Las lavas, las pelas y las pasas por una de tus máquinas con el disco o rallador adecuado.
Todos lo hacemos, y es perfectamente normal, al fin y al cabo: es superrápido, muy práctico y relativamente eficaz.
Muchos de nosotros utilizamos lo que en Francia se llama un "robot-coupe", o equivalente, un robot de cocina con un simple motor eléctrico y discos de corte de diferentes tamaños.

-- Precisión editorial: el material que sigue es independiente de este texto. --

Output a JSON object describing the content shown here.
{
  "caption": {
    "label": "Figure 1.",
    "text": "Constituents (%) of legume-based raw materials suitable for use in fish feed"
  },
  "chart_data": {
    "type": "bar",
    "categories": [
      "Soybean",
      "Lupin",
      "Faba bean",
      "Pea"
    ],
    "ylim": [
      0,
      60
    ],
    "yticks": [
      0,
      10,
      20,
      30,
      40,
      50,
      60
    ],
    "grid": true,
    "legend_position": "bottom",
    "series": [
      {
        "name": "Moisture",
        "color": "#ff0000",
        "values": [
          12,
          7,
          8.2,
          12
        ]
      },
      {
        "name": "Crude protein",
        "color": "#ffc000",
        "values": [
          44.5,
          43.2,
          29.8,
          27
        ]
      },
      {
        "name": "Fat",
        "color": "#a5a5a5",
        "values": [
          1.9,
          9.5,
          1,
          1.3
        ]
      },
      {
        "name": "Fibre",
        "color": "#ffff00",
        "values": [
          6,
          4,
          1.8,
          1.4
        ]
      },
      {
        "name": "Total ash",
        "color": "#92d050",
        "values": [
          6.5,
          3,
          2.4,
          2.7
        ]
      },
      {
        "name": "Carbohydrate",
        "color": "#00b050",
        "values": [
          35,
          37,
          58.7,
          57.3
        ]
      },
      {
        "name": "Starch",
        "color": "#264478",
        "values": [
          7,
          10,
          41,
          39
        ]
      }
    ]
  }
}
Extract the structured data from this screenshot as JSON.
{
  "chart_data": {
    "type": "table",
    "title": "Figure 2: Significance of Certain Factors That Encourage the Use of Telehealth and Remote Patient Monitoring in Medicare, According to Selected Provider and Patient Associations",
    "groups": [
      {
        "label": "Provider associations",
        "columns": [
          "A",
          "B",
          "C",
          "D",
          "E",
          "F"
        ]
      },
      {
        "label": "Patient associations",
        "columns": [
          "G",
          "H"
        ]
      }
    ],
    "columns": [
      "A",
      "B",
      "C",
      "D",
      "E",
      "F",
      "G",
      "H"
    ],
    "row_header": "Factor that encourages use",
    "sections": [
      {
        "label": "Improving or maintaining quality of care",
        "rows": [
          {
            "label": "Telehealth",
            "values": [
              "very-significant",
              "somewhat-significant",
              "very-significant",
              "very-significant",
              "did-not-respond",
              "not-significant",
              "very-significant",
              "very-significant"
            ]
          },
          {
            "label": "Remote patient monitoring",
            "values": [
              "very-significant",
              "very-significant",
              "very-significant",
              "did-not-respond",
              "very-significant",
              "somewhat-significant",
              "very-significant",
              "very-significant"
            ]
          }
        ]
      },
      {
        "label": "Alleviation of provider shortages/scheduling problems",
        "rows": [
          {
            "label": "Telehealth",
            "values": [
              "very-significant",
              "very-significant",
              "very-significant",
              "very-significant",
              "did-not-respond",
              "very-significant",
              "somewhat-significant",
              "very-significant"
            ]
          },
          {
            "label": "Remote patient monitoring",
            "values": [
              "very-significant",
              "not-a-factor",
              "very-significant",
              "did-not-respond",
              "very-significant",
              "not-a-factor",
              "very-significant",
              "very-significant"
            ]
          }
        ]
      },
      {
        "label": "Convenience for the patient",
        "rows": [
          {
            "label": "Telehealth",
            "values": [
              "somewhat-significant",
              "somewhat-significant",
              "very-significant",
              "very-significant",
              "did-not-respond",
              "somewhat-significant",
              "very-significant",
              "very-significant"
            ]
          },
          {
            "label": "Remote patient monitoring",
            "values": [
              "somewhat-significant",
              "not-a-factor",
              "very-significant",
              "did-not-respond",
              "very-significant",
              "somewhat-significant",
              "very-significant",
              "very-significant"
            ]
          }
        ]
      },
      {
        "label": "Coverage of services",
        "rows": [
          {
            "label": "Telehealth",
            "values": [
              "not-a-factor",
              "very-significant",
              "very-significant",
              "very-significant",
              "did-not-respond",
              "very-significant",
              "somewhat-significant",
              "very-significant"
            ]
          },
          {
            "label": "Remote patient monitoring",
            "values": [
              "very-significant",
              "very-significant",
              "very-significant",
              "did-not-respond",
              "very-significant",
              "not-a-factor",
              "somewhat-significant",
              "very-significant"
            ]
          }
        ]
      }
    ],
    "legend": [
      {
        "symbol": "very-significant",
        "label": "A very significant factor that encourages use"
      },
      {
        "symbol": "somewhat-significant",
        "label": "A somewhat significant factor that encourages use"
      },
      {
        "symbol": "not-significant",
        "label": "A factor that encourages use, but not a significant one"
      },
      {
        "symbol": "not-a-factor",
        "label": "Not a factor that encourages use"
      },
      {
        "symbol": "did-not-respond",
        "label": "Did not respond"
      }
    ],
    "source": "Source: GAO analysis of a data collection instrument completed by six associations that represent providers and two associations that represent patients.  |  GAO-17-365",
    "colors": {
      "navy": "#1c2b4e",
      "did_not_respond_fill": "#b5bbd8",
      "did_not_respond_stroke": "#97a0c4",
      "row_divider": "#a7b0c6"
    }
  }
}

Es cierto que funciona muy rápido -tarda 2 ó 3 segundos en rallar una zanahoria, por ejemplo-, pero tiene una molesta tendencia a desbastar a veces las verduras, y a hacer puré y zumo de zanahoria al mismo tiempo que ralla -encontrará un poco de esto en el fondo del bol de la máquina-. Esto es aún más pronunciado con verduras tiernas como calabacines o pepinos.
No está tan mal para una simple ensalada de zanahoria, pero hay que reconocer que lo que se ralla con esta herramienta es inevitablemente en trozos muy pequeños y muy finos, y a veces esto no es bueno para la receta y su textura.

El problema es que el robot de cocina va muy rápido, demasiado rápido para este trabajo, y por lo tanto produce este efecto "puré", que es un poco doloroso.
Es casi imposible reducir la velocidad de la máquina (yo he probado a utilizar un variador de velocidad en el mío), empieza a funcionar mal, así que ¿qué se puede hacer?
Las alternativas

Vale, "aún" hay que comprar una máquina eléctrica nueva, que ocupa mucho espacio, pero es una buena opción.

En resumen: los procesadores de alimentos convencionales giran demasiado rápido al cortar o rallar verduras, y son mucho menos eficaces que un rallador de verduras específico que "gire" mucho más despacio, o incluso mejor, un rallador de mano sencillo y económico.